Robert Senske, Jr. (b.1965) is a fourth generation Long Beach native whose family roots are etched within the city’s history.
His great grandfather, William Young, owned a furniture store on Pine Avenue in downtown Long Beach during the early 1900’s and his grandfather, Vaile “Bud” Young (1906-1976), attended Carroll Park Elementary school with best friend and city father Lewellyn “Bix” Bixby. While one would grow up to preside over the real estate empire for which entire neighborhoods and parks have been named, the other would become Harry Buffum’s right hand man as President of Long Beach’s legendary department store chain, “Buffums”, a brand still uttered with courtly reverence to this day.
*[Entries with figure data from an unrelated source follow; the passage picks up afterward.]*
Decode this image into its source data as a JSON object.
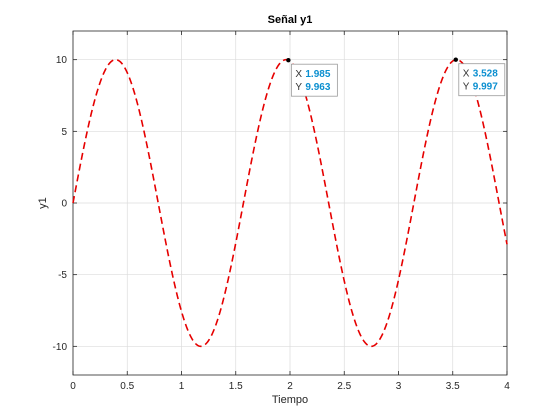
{
  "chart_data": {
    "type": "line",
    "title": "Señal y1",
    "xlabel": "Tiempo",
    "ylabel": "y1",
    "xlim": [
      0,
      4
    ],
    "ylim": [
      -12,
      12
    ],
    "xticks": [
      "0",
      "0.5",
      "1",
      "1.5",
      "2",
      "2.5",
      "3",
      "3.5",
      "4"
    ],
    "yticks": [
      "-10",
      "-5",
      "0",
      "5",
      "10"
    ],
    "grid": true,
    "series": [
      {
        "color": "#e60000",
        "style": "dashed",
        "function": {
          "amplitude": 10,
          "angular_frequency": 4,
          "phase": 0
        }
      }
    ],
    "datatips": [
      {
        "x_label": "X",
        "x_value": "1.985",
        "y_label": "Y",
        "y_value": "9.963",
        "x": 1.985,
        "y": 9.963
      },
      {
        "x_label": "X",
        "x_value": "3.528",
        "y_label": "Y",
        "y_value": "9.997",
        "x": 3.528,
        "y": 9.997
      }
    ]
  }
}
Senske’s other grandfather, Jack Senske, Sr., was a tough-as-nails foreman on Long Beach harbor’s distinctive oil producing platforms known back then as the “THUMS oil islands”. Between these roots and an idyllic upbringing on the Alamitos Bay peninsula, the artist grew up aquatic and creative.
“Bobbo”, as many of his closest friends called this highly energetic kid with platinum blonde locks, was born with a thunderbolt of artistic talent and began selling limited edition prints of his free-hand pen & ink drawings of local marina scenes through a gallery at the age of 14. An excellent student as well, he attended Cal Berkeley on a partial journalism scholarship and graduated with a degree in Political Science in 1987. Without any formal training, he developed a highly photorealistic painting style using acrylic paints and within a sunny California palette that one avid collector described as, “the maritime love-child of Norman Rockwell and David Hockney.” His very first show in 1992 was a sell-out with all eighteen 24”x36” land and seascapes claimed within a two-day period at an average price of $450.
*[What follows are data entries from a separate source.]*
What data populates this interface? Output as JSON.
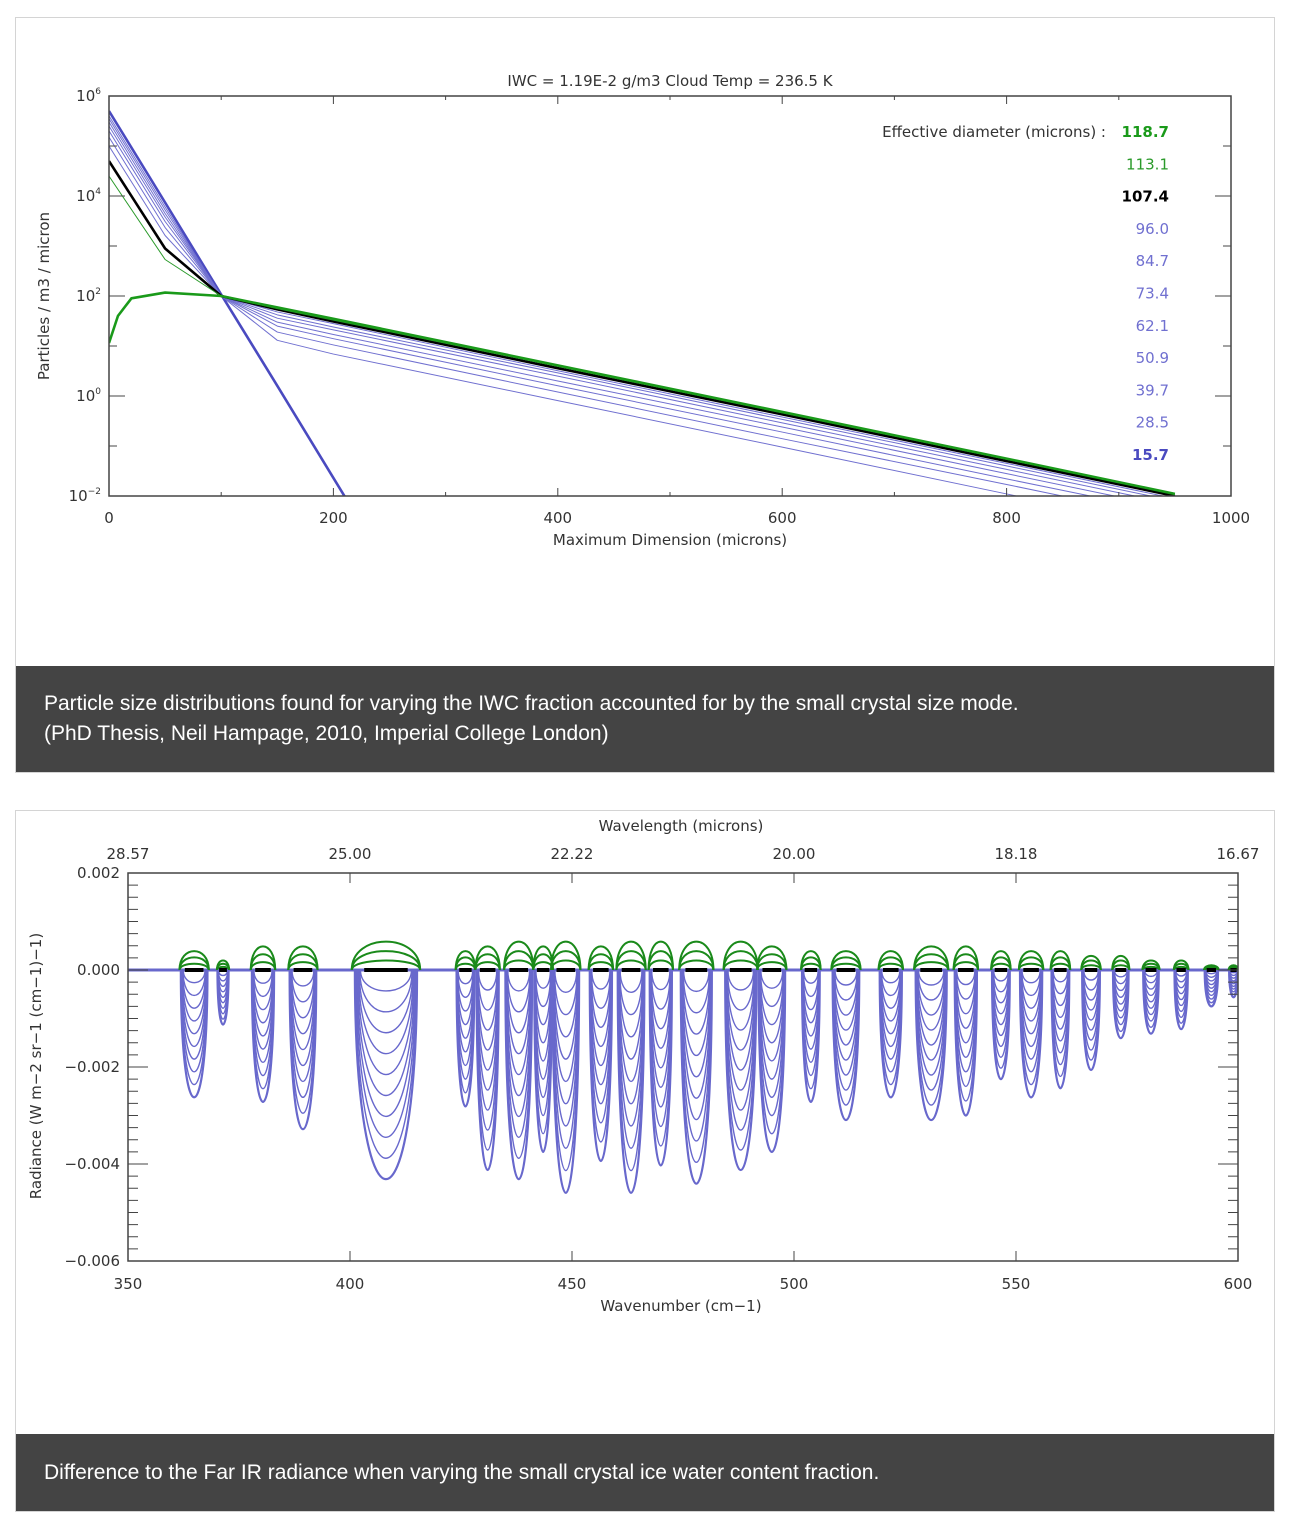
{
  "panels": [
    {
      "caption_line1": "Particle size distributions found for varying the IWC fraction accounted for by the small crystal size mode.",
      "caption_line2": "(PhD Thesis, Neil Hampage, 2010, Imperial College London)"
    },
    {
      "caption_line1": "Difference to the Far IR radiance when varying the small crystal ice water content fraction."
    }
  ],
  "chart_data": [
    {
      "type": "line",
      "title": "IWC = 1.19E-2 g/m3 Cloud Temp = 236.5 K",
      "xlabel": "Maximum Dimension (microns)",
      "ylabel": "Particles / m3 / micron",
      "xlim": [
        0,
        1000
      ],
      "ylim": [
        0.01,
        1000000
      ],
      "y_scale": "log",
      "x_ticks": [
        "0",
        "200",
        "400",
        "600",
        "800",
        "1000"
      ],
      "y_ticks": [
        {
          "base": "10",
          "exp": "6"
        },
        {
          "base": "10",
          "exp": "4"
        },
        {
          "base": "10",
          "exp": "2"
        },
        {
          "base": "10",
          "exp": "0"
        },
        {
          "base": "10",
          "exp": "−2"
        }
      ],
      "legend_title": "Effective diameter (microns) :",
      "legend_placement": "top-right",
      "x": [
        0,
        50,
        100,
        150,
        200,
        400,
        600,
        800,
        950
      ],
      "series": [
        {
          "name": "118.7",
          "color": "#1a9a1a",
          "bold": true,
          "values": [
            11.5,
            117,
            100,
            59,
            35,
            4.1,
            0.48,
            0.056,
            0.011
          ]
        },
        {
          "name": "113.1",
          "color": "#2a9a2a",
          "bold": false,
          "values": [
            25000,
            537,
            100,
            56,
            33,
            3.9,
            0.46,
            0.054,
            0.011
          ]
        },
        {
          "name": "107.4",
          "color": "#000000",
          "bold": true,
          "values": [
            50000,
            891,
            100,
            54,
            31,
            3.6,
            0.43,
            0.05,
            0.01
          ]
        },
        {
          "name": "96.0",
          "color": "#7070d0",
          "bold": false,
          "values": [
            100000,
            1620,
            100,
            48,
            28,
            3.2,
            0.38,
            0.045,
            0.0089
          ]
        },
        {
          "name": "84.7",
          "color": "#7070d0",
          "bold": false,
          "values": [
            150000,
            2340,
            100,
            42,
            24,
            2.9,
            0.34,
            0.04,
            0.0079
          ]
        },
        {
          "name": "73.4",
          "color": "#7070d0",
          "bold": false,
          "values": [
            200000,
            3090,
            100,
            36,
            21,
            2.5,
            0.29,
            0.034,
            0.0068
          ]
        },
        {
          "name": "62.1",
          "color": "#7070d0",
          "bold": false,
          "values": [
            250000,
            3800,
            100,
            30,
            17,
            2.0,
            0.24,
            0.028,
            0.0056
          ]
        },
        {
          "name": "50.9",
          "color": "#7070d0",
          "bold": false,
          "values": [
            300000,
            4470,
            100,
            25,
            14,
            1.6,
            0.19,
            0.022,
            0.0045
          ]
        },
        {
          "name": "39.7",
          "color": "#7070d0",
          "bold": false,
          "values": [
            350000,
            5250,
            100,
            19,
            10.5,
            1.2,
            0.14,
            0.017,
            0.0034
          ]
        },
        {
          "name": "28.5",
          "color": "#7070d0",
          "bold": false,
          "values": [
            400000,
            6030,
            100,
            13,
            6.9,
            0.81,
            0.095,
            0.011,
            0.0022
          ]
        },
        {
          "name": "15.7",
          "color": "#4a4ac0",
          "bold": true,
          "values": [
            500000,
            7410,
            107,
            1.6,
            0.023,
            null,
            null,
            null,
            null
          ]
        }
      ]
    },
    {
      "type": "line",
      "xlabel": "Wavenumber (cm−1)",
      "ylabel": "Radiance (W m−2 sr−1 (cm−1)−1)",
      "top_xlabel": "Wavelength (microns)",
      "xlim": [
        350,
        600
      ],
      "ylim": [
        -0.006,
        0.002
      ],
      "x_ticks": [
        "350",
        "400",
        "450",
        "500",
        "550",
        "600"
      ],
      "top_x_ticks": [
        "28.57",
        "25.00",
        "22.22",
        "20.00",
        "18.18",
        "16.67"
      ],
      "y_ticks": [
        "0.002",
        "0.000",
        "−0.002",
        "−0.004",
        "−0.006"
      ],
      "y_tick_values": [
        0.002,
        0,
        -0.002,
        -0.004,
        -0.006
      ],
      "colors": {
        "positive": "#1a8a1a",
        "negative": "#6868cc",
        "baseline": "#000000"
      },
      "bands": [
        {
          "center": 364.9,
          "width": 6,
          "min": -0.0028,
          "max": 0.0004
        },
        {
          "center": 371.4,
          "width": 2.5,
          "min": -0.0012,
          "max": 0.0002
        },
        {
          "center": 380.4,
          "width": 5,
          "min": -0.0029,
          "max": 0.0005
        },
        {
          "center": 389.4,
          "width": 6,
          "min": -0.0035,
          "max": 0.0005
        },
        {
          "center": 408.1,
          "width": 14,
          "min": -0.0046,
          "max": 0.0006
        },
        {
          "center": 426.0,
          "width": 4,
          "min": -0.003,
          "max": 0.0004
        },
        {
          "center": 431.0,
          "width": 5,
          "min": -0.0044,
          "max": 0.0005
        },
        {
          "center": 438.0,
          "width": 6,
          "min": -0.0046,
          "max": 0.0006
        },
        {
          "center": 443.5,
          "width": 4,
          "min": -0.004,
          "max": 0.0005
        },
        {
          "center": 448.6,
          "width": 6,
          "min": -0.0049,
          "max": 0.0006
        },
        {
          "center": 456.5,
          "width": 5,
          "min": -0.0042,
          "max": 0.0005
        },
        {
          "center": 463.3,
          "width": 6,
          "min": -0.0049,
          "max": 0.0006
        },
        {
          "center": 470.0,
          "width": 5,
          "min": -0.0043,
          "max": 0.0006
        },
        {
          "center": 478.0,
          "width": 7,
          "min": -0.0047,
          "max": 0.0006
        },
        {
          "center": 488.0,
          "width": 7,
          "min": -0.0044,
          "max": 0.0006
        },
        {
          "center": 495.0,
          "width": 6,
          "min": -0.004,
          "max": 0.0005
        },
        {
          "center": 503.8,
          "width": 4,
          "min": -0.0029,
          "max": 0.0004
        },
        {
          "center": 511.7,
          "width": 6,
          "min": -0.0033,
          "max": 0.0004
        },
        {
          "center": 521.8,
          "width": 5,
          "min": -0.0028,
          "max": 0.0004
        },
        {
          "center": 530.9,
          "width": 7,
          "min": -0.0033,
          "max": 0.0005
        },
        {
          "center": 538.7,
          "width": 5,
          "min": -0.0032,
          "max": 0.0005
        },
        {
          "center": 546.6,
          "width": 4,
          "min": -0.0024,
          "max": 0.0004
        },
        {
          "center": 553.4,
          "width": 5,
          "min": -0.0028,
          "max": 0.0004
        },
        {
          "center": 560.0,
          "width": 4,
          "min": -0.0026,
          "max": 0.0004
        },
        {
          "center": 566.9,
          "width": 4,
          "min": -0.0022,
          "max": 0.0003
        },
        {
          "center": 573.6,
          "width": 3.5,
          "min": -0.0015,
          "max": 0.0003
        },
        {
          "center": 580.4,
          "width": 3.5,
          "min": -0.0014,
          "max": 0.0002
        },
        {
          "center": 587.2,
          "width": 3,
          "min": -0.0013,
          "max": 0.0002
        },
        {
          "center": 594.0,
          "width": 3,
          "min": -0.0008,
          "max": 0.0001
        },
        {
          "center": 599.0,
          "width": 2,
          "min": -0.0006,
          "max": 0.0001
        }
      ],
      "fraction_levels": 10
    }
  ]
}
Since then, he has published more original acrylic paintings featuring the Long Beach coast than any other artist, probably ever, and his skill-set and nautical know-how are on par with the best in the business. Early collectors included the Bixby family, legendary Knight-Ridder News Service publishers Dan and Frani Ridder, as well as the former three-term Mayor of Long Beach, the Honorable Beverly O’Neill (1994-2006). Even Dr. Robert Gumbiner, who founded the Museum of Latin American Art (MOLAA) in Long Beach (1996) and who favored Latin expressionism over realism, admitted to the artist, “You’re very good at what you do,” when he commissioned Senske to render his waterfront estate.
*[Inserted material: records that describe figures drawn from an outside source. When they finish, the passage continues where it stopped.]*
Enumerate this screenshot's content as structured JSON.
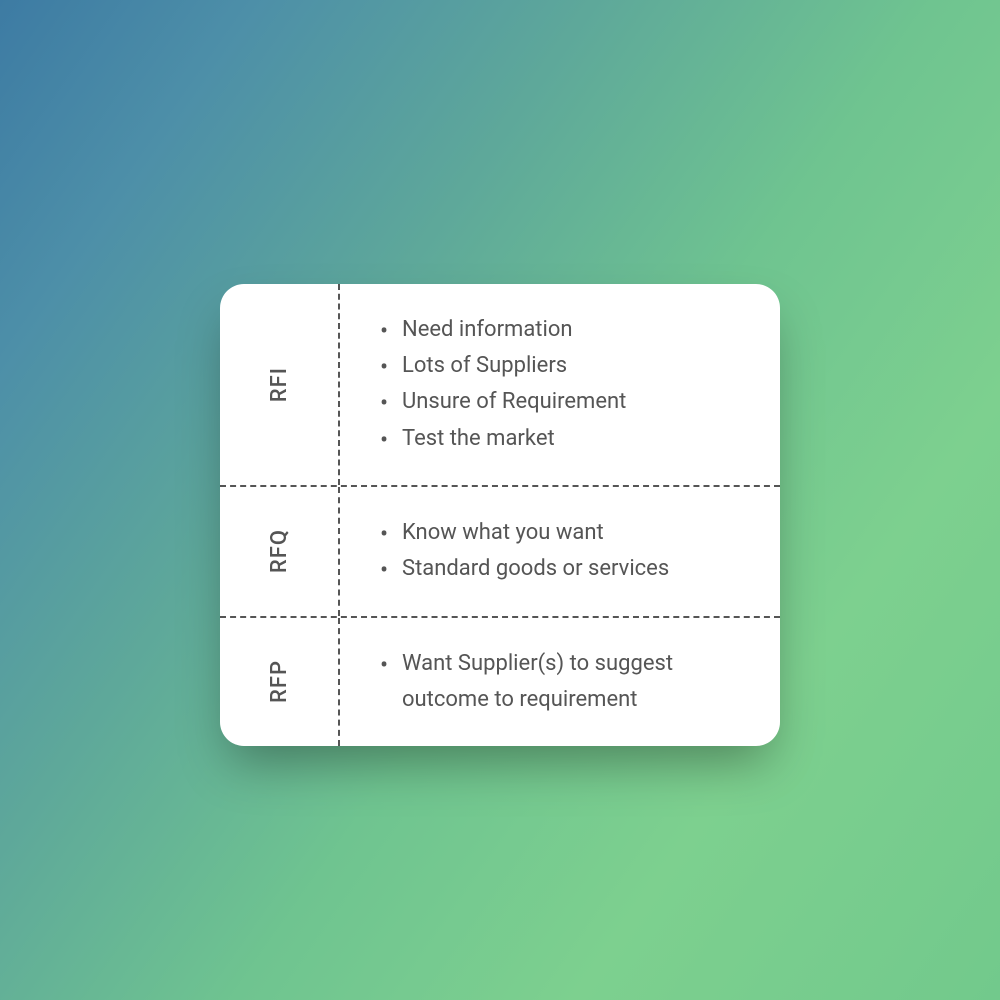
{
  "background": {
    "gradient_start": "#3d7ba3",
    "gradient_end": "#72c98c"
  },
  "card": {
    "background_color": "#ffffff",
    "border_radius": 24,
    "text_color": "#555555",
    "divider_color": "#555555",
    "divider_style": "dashed",
    "label_fontsize": 22,
    "item_fontsize": 22
  },
  "rows": [
    {
      "label": "RFI",
      "items": [
        "Need information",
        "Lots of Suppliers",
        "Unsure of Requirement",
        "Test the market"
      ]
    },
    {
      "label": "RFQ",
      "items": [
        "Know what you want",
        "Standard goods or services"
      ]
    },
    {
      "label": "RFP",
      "items": [
        "Want Supplier(s) to suggest outcome to requirement"
      ]
    }
  ]
}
In 1998, he was honored by the American Society of Marine Artists with an exhibit at the prestigious Newport Harbor Nautical Museum (“A Brush with the Sea”) in Newport Beach, California, along with paintings from an international cast of artists, including Englishman John Stobart, who was considered one of the best in the world at the time.
In 2021, Long Beach Airport installed over twenty murals of Senske’s most iconic paintings throughout the entire concourse as testament to his body of work.
But regardless of his deep connection with one city, Senske’s natural gift for portraying water in its various forms and seacraft (he gets the rigging right), along with spot-on portraiture put him at an elite level within his genre and the increasing value of his originals over the years reflects this fact. The good news is that this site was built specifically to offer affordable reproductions in all shapes and sizes that are ready-to-hang and should appeal to a anyone who loves the ocean, the California climate and the coastal lifestyle it creates.
With the world coming to Los Angeles in 2028, the artist will continue to focus on promoting the west coast and southern California in particular, to the rest of the world through his paintings.